Horses that want to grow up to race on the biggest stages start training from a very young age. It is not unlike their human counterparts.
To emerge at the top of the field requires consistent training, a carefully crafted diet, and supplements that dull the pain or enhance energy levels when needed.
Professional athletes, both human and horse agree to compete free from drugs or genetically modified genes or cells to enhance performance.
New research initiative to fight gene doping
Gene doping has been a problem in horse racing for many years and continues to threaten the integrity of the sport.
Brian Sanfratello, the executive secretary of the Pennsylvania Horse Breeders Association, commented on gene doping and the need to protect the horse racing industry to the Philadelphia Business Journal.
Our members, all of whom are Pennsylvania thoroughbred horse breeders, have consistently stated that maintaining integrity in the sport of racing is one of their top priorities.

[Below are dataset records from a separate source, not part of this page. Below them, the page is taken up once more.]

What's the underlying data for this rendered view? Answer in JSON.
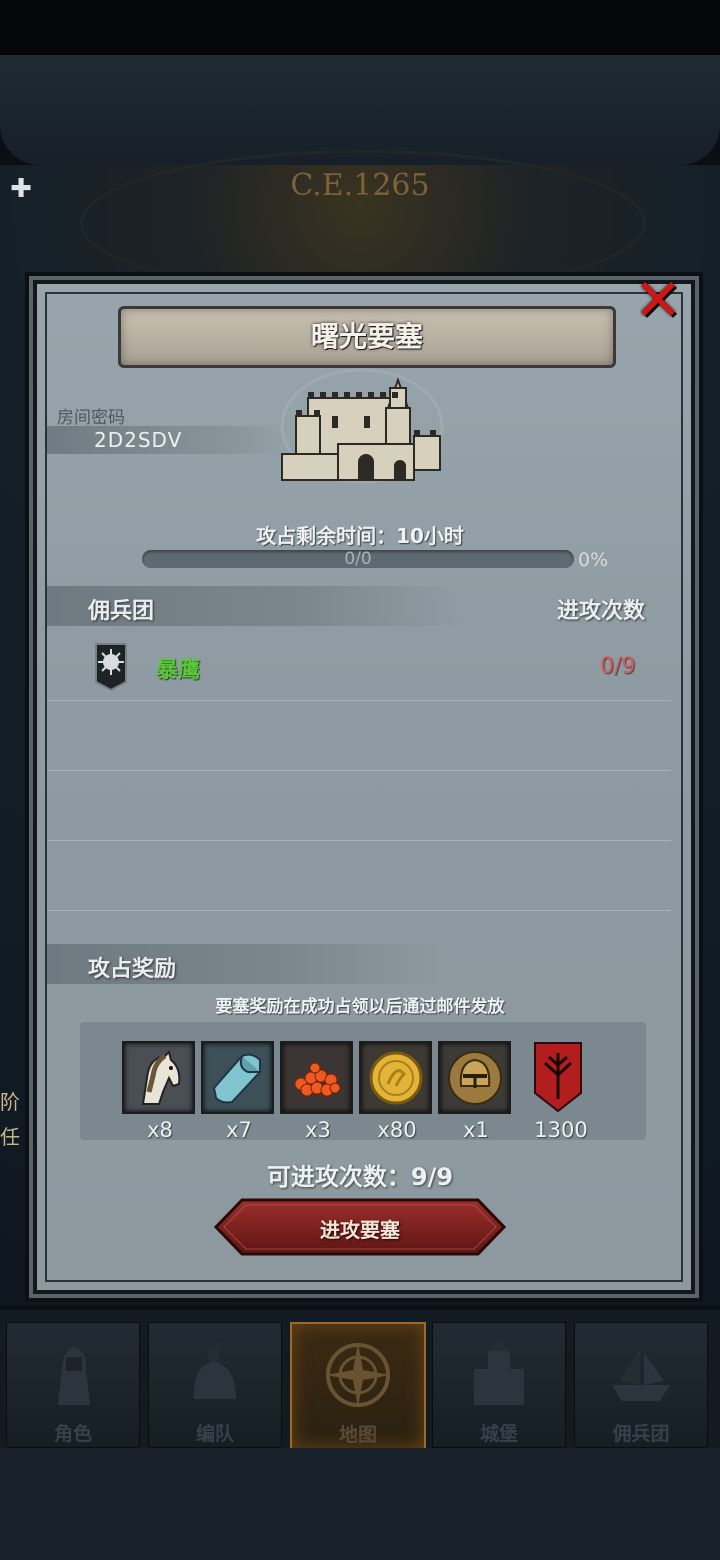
{
  "background": {
    "era_text": "C.E.1265"
  },
  "modal": {
    "title": "曙光要塞",
    "room_password_label": "房间密码",
    "room_password_value": "2D2SDV",
    "capture_time_text": "攻占剩余时间：10小时",
    "progress": {
      "text": "0/0",
      "percent_text": "0%",
      "fraction": 0.0
    },
    "mercenary_section": {
      "title": "佣兵团",
      "attacks_header": "进攻次数",
      "rows": [
        {
          "name": "暴鹰",
          "attacks": "0/9"
        }
      ]
    },
    "reward_section": {
      "title": "攻占奖励",
      "note": "要塞奖励在成功占领以后通过邮件发放",
      "items": [
        {
          "icon": "horse-icon",
          "count": "x8"
        },
        {
          "icon": "cloth-icon",
          "count": "x7"
        },
        {
          "icon": "berries-icon",
          "count": "x3"
        },
        {
          "icon": "gold-coin-icon",
          "count": "x80"
        },
        {
          "icon": "helmet-icon",
          "count": "x1"
        },
        {
          "icon": "crest-banner-icon",
          "count": "1300"
        }
      ]
    },
    "attack_count_text": "可进攻次数：9/9",
    "attack_button_label": "进攻要塞"
  },
  "side_left": [
    "阶",
    "任"
  ],
  "nav": {
    "tabs": [
      {
        "label": "角色",
        "icon": "knight-icon",
        "active": false
      },
      {
        "label": "编队",
        "icon": "helmet-plume-icon",
        "active": false
      },
      {
        "label": "地图",
        "icon": "compass-icon",
        "active": true
      },
      {
        "label": "城堡",
        "icon": "castle-icon",
        "active": false
      },
      {
        "label": "佣兵团",
        "icon": "mercenary-ship-icon",
        "active": false
      }
    ]
  },
  "colors": {
    "accent_red": "#d01515",
    "name_green": "#5ac73a",
    "attacks_red": "#d85a5a",
    "nav_active_border": "#9b6a2b"
  }
}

The not-for-profit association is supporting its priority by opening its wallet to fund research to detect gene doping. It recently donated $300,000 to the University of Pennsylvania School of Veterinary Medicine for research that will help advance detection technology.
“With this grant, we can continue to be a leader in protecting the integrity of horse racing,” said Dr. Mary Robinson, director of the center’s equine pharmacology laboratory. “While gene therapy represents an important breakthrough for patients with disease-causing genes and rare genetic diseases, we need to be sure that we are taking steps to stay ahead of those who would seek to use these advances for illicit means.”
The donation came from the Pennsylvania Race Horse Development Fund. The Fund gets its funding from slot machine revenue with a majority of its money used to increase race prizes and incentives. A unanimous vote of Pennsylvania’s State Horse Racing Commission approved the project.
The commissioner of the Pennsylvania Horse Racing Commission, Russell Jones, said the panel “is committed to maintaining a fair and level playing field, both for our fans and the vast majority of owners and trainers who play by the rules.”
The controversy behind Lasix in horse racing
“Racing clean” seems to be a relative term in the horse racing industry.
Earlier this month, Justify became the 13th horse to win horse racing’s Triple Crown. It did so by winning the Kentucky Derby, Preakness Stakes, and Belmont Stakes in the same season. The colt won fair and square, but he didn’t do it “clean.”
Hours before race time, Justify and his competitors received the performance-enhancing drug, Lasix. Lasix has been prevalent in North American horse racing since the 1970s.
Lasix causes the horse to pee like a racehorse – literally. The loss of fluid protects the lungs and results in the horse losing 20-30 pounds before the race. The horse competes dehydrated, which can have a negative impact on his health. Nearly every American trainer gives their horse Lasix.
Joe Gorajec, the ex-director of the Indiana Horse Racing Commission, does not support the use of Lasix. “There is no amount of spin that can overcome the fact that a horse racing program can be conducted without Lasix,” he said to Inside Science.
And the rest of the world agrees. Most international horse racing programs do not allow the drug. Some countries, such as Japan, Australia, and the United Kingdom only allow Lasix during training. Others, such as Germany, prohibit it entirely.
“The whole premise of horse racing is supposed to be clean and honest competition,” said Gorajec. “And clean competition means drug-free.”
Is detecting gene doping enough to protect the integrity of the game? Is giving every horse a performance-enhancing drug creating a fair playing field?
Conveniently, it is those with a stake in the outcome that determines the definition of “clean” horse race.